Dans un contexte global, mondialisé et très concurrentiel, l’intelligence économique consiste à collecter, analyser, valoriser, diffuser et protéger l’information économique stratégique ou les savoirs, afin de renforcer la compétitivité d’un État, d’une organisation ou d’un établissement de recherche entraînant de ce fait une prise de conscience de l’ensemble des opérateurs sur l’impact de la diffusion de l’information et des savoirs.
Pourquoi mettre en place un système de management de la sécurité ?
La réduction des risques agit sur la sécurité des laboratoires et constitue l’un des enjeux forts de très nombreux laboratoires afin de protéger leur savoir-faire et de rester compétitifs à l’échelon national et international. L’amélioration continue des performances en matière de sécurité nécessite, en plus d’une approche normative, une très bonne connaissance technique et réglementaire au regard des dangers et des risques du laboratoire. Structurer son système de management de la sécurité conduit donc le laboratoire à une analyse complète de ses processus de production de savoir et peut avoir des incidences fortes sur son organisation ou sa notoriété. Le potentiel scientifique et technique de la Nation est constitué de l’ensemble des biens matériels et immatériels propres à l’activité scientifique et au développement technologique. Son dispositif de protection a été réformé en 2012 et concerne, au sein des établissements de recherche, les savoirs, savoir-faire et technologies sensibles ou stratégiques dont le détournement ou la captation pourraient :
-
porter atteinte aux intérêts économiques de la Nation ;
-
renforcer des arsenaux militaires étrangers ou affaiblir les capacités de défense de la Nation ;
-
contribuer à la prolifération des armes de destruction massive ;
-
être utilisés à des fins terroristes.
Le détournement et la captation sont pénalement sanctionnés et s’articulent essentiellement autour de ZRR, avec un contrôle d’accès physique et logique des laboratoires.

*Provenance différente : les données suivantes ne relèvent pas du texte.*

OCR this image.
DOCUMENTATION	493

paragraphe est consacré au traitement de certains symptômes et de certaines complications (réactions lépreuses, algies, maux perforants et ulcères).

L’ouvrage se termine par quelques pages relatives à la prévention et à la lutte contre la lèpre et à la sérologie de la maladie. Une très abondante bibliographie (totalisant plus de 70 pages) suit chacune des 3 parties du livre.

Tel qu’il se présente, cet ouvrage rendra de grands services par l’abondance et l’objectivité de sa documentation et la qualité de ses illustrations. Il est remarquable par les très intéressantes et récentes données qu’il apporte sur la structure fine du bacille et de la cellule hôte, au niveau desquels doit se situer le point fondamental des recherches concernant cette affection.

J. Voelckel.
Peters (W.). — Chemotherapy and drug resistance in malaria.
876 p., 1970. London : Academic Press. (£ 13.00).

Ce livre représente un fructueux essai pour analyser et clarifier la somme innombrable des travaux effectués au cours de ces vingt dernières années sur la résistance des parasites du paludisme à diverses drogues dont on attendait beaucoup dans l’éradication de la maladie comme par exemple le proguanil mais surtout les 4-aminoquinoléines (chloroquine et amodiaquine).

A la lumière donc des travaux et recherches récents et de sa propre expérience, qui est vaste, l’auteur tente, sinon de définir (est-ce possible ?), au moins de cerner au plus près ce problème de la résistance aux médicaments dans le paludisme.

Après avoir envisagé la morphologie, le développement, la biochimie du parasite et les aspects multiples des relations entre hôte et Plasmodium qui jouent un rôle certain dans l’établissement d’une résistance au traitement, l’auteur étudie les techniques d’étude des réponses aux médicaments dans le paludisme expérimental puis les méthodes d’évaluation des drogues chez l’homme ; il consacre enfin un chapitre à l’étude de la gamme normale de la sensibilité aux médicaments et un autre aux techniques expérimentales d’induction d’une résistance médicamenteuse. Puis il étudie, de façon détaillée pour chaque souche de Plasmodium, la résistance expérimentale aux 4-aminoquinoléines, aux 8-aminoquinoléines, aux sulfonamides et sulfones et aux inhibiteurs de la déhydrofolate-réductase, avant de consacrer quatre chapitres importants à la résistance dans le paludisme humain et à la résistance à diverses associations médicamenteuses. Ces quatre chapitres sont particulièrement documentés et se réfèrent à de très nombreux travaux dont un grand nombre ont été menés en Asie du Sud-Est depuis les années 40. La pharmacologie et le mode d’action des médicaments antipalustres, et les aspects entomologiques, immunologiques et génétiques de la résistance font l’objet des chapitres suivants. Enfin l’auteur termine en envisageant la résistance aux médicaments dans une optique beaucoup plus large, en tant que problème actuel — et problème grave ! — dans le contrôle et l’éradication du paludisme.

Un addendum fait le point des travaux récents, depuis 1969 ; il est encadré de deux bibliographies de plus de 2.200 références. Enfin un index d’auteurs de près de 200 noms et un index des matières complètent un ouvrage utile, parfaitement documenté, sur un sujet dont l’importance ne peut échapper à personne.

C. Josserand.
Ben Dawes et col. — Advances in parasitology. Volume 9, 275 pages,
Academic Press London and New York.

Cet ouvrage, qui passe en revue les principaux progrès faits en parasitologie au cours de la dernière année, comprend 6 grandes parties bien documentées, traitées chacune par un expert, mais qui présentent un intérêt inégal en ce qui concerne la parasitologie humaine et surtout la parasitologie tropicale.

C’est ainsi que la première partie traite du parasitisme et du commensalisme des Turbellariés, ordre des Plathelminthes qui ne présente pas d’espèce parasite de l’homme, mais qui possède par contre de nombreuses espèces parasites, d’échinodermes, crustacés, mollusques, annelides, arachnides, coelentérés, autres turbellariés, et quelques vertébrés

Or, une partie de la communauté scientifique française critique les procédures ainsi mises en œuvre :
-
le faible niveau de protection qu’elles procurent en raison de l’inadaptation de leurs dispositifs aux risques, comme le souligne la lettre ouverte « De la PPST des laboratoires publics de recherche en informatique et de l’inanité des ZRR comme solution à un vrai problème » de Jean-Marc Jézéquel, directeur de l’IRISA ;
-
la gêne considérable qu’elles occasionnent pour les centres de recherche ;
-
une application uniforme de toutes les contraintes sans tenir compte des particularités ;
-
une concertation insuffisante avec les services de sécurité, notamment lors du classement en ZRR et du refus de recrutement.
Il en résulterait, selon ces critiques, un handicap significatif des centres de recherche français, une lourdeur administrative et des coûts induits. Dans un contexte international très compétitif, les ZRR pourraient ainsi peser sur le développement des centres de recherche français qui y sont soumis, avec un défaut d’attractivité des meilleurs chercheurs et un moindre niveau d’excellence des travaux.
Cette injonction obligatoire de sécurité pour la création de ZZR ne prenant pas forcément en compte le contexte peut entraîner quelquefois des pertes d’autonomie dans la création et l’innovation en France. La mise en place de ZRR peut parfois réduire le champ du recrutement des enseignants chercheurs en fonction de leur nationalité, ou diminuer la possibilité d’axes de recherche si le laboratoire ne correspond pas aux attendus de sécurité dans le cadre de la PPST.
Ainsi, l’analyse dans le secteur de l’enseignement supérieur démontre que l’injonction de sécurité inclut à dessein des marges d’autonomie sur les moyens pour atteindre des objectifs de sûreté globaux et cherche à atteindre l’adhésion de son destinataire pour améliorer sa propre efficacité sur le terrain. Cet article traite de la difficulté de mise en œuvre de ZRR au sein d’établissements de l’enseignement supérieur en prenant en compte la dualité entre la science qui doit être partagée au sens ouvert sur le monde et la protection du patrimoine scientifique et technique pour la Nation.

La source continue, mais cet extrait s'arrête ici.